Wahlen rücken ins Rampenlicht
Wall Street: Viele Anlagestrategen raten ihren Kunden zur Vorsicht vor zunehmenden Risiken
Die Angst vor einer zweiten Corona-Welle hat die Finanzmärkte vorige Woche wie kein anderer Einflussfaktor belastet. Der Aktienmarkt schloss die vierte Woche in Folge mit Verlusten. Wird der Kongress noch vor Jahresschluss, wenn überhaupt, zusätzliche fiskalpolitische Hilfen beschließen? Zudem rückt in der neuen Handelswoche der Wahlkampf in eine entscheidende Phase: Präsident Trump steht am Dienstagabend seinem Herausforderer Joe Biden in der ersten Debatte gegenüber.
Vorsicht anschnallen, die Risiken nehmen zu, raten viele Anlagestrategen ihren Kunden. Die Aktienindizes spiegeln diese Sorgen. Auf Wochensicht fiel der 30 Spitzenwerte umfassende Dow Jones um 1,7 Prozent auf 27 174 Punkte und der breitere S&P-500 gab um 0,6 Prozent auf 3 298 Punkte nach. Der Russell-2000-Index für Nebenwerte stürzte um ganze vier Prozent auf 1 475 Punkte ab. Nur der Nasdaq stieg. Dank seiner Technologiekomponenten, allen voran eBay, PayPal und Nvidia, legte der Nasdaq 1,1 Prozent auf 10 914 Punkte zu. Dass gerade diese drei „Stay-at-home“-Werte gestiegen
Avis de sociétés sind, deutet darauf hin, dass es die Angst vor einer weiteren Covid-19-Welle war, die den Markt zum Einsturz brachte. Das Anlegerblatt Barron’s nennt die Gründe: Großbritannien warnt zu Beginn der Woche vor einem zweiten Lockdown, Frankreich meldet die höchste Zahl täglicher Ansteckungsfälle, in den USA liegt die Zahl der Todesopfer inzwischen bei über 200 000.

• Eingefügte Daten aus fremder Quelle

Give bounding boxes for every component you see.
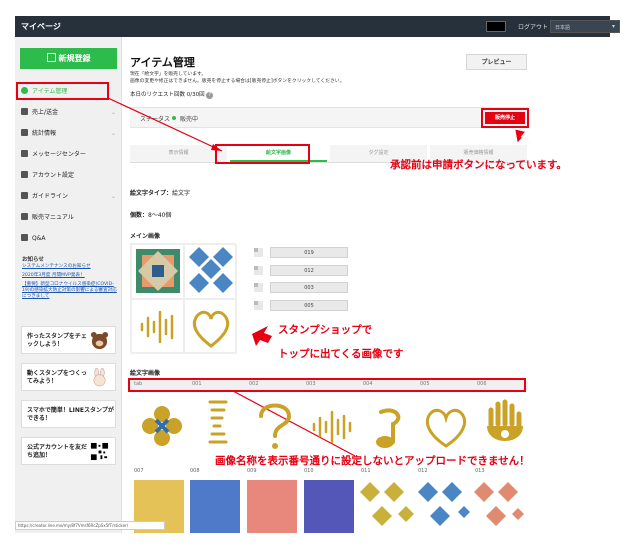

Das könnte zu neuen Betriebsschließungen führen und Investoren dazu veranlassen, in „sichere Häfen“zu flüchten, also in Aktien wie Amazon, Apple und Microsoft, die von den Corona-Beschränkungen profitieren, weil sich die Menschen zu Hause Waren im Internet bestellten oder Filme online ansehen. „Stay-at-home-Aktien sind gefragt, und Aktien, die von der wirtschaftlichen Erholung abhängig sind, kriegen einen auf den Deckel“, so Dave Donabedian, Chief Investment Officer bei CIBC Private Wealth Management, in Barron’s.
Zur letzteren Gruppe zählen die Dow-Jones-Komponenten Dow (Chemie) und Chevron (Energie). Einen regelrechten Ausverkauf kann Donabedien jedoch nicht feststellen. Niemand sei vorige Woche in Panik geraten.
Was die Konjunktur betrifft, steht am Freitag der mit großer Spannung erwartete Beschäftigungsbericht
für September im Fokus. Er enthält die endgültigen Arbeitsmarktdaten vor dem Wahltag
am 3. November. Volkswirte erwarten einen Zuwachs um 932 500 Stellen nach 1,73 Millionen Anstieg im Vormonat. Tags zuvor gibt es neue Zahlen über die persönlichen Einkommen und Ausgaben im August und am Mittwoch ist der wöchentliche Arbeitsmarktbericht fällig. Wie es um das Vertrauen der Bürger im September bestellt ist, darüber berichtet am Dienstag das Conference Board. Erwartet wird eine leichte Erholung gegenüber August.
Biden und Trump reden über neues Konjunkturpaket
Man geht davon aus, dass Trump und Biden bei der Debatte am Dienstagabend auch über ein neues Konjunkturpaket reden werden. Bidens Demokraten fordern Anreize in Höhe von 2,4 Billionen Dollar, weit mehr als das, was die Republikaner zu unterstützen bereit wären.
Zur Beunruhigung der Finanzmärkte trägt nicht zuletzt die Weigerung von Trump bei, einer friedliche Machtübergabe zuzusagen, falls er die Wahl verlieren sollte. Denn die Auszählung der Stimmzettel könnte sich aufgrund der erweiterten Briefwahl und der vorzeitigen Stimmabgaben um Wochen verzögern.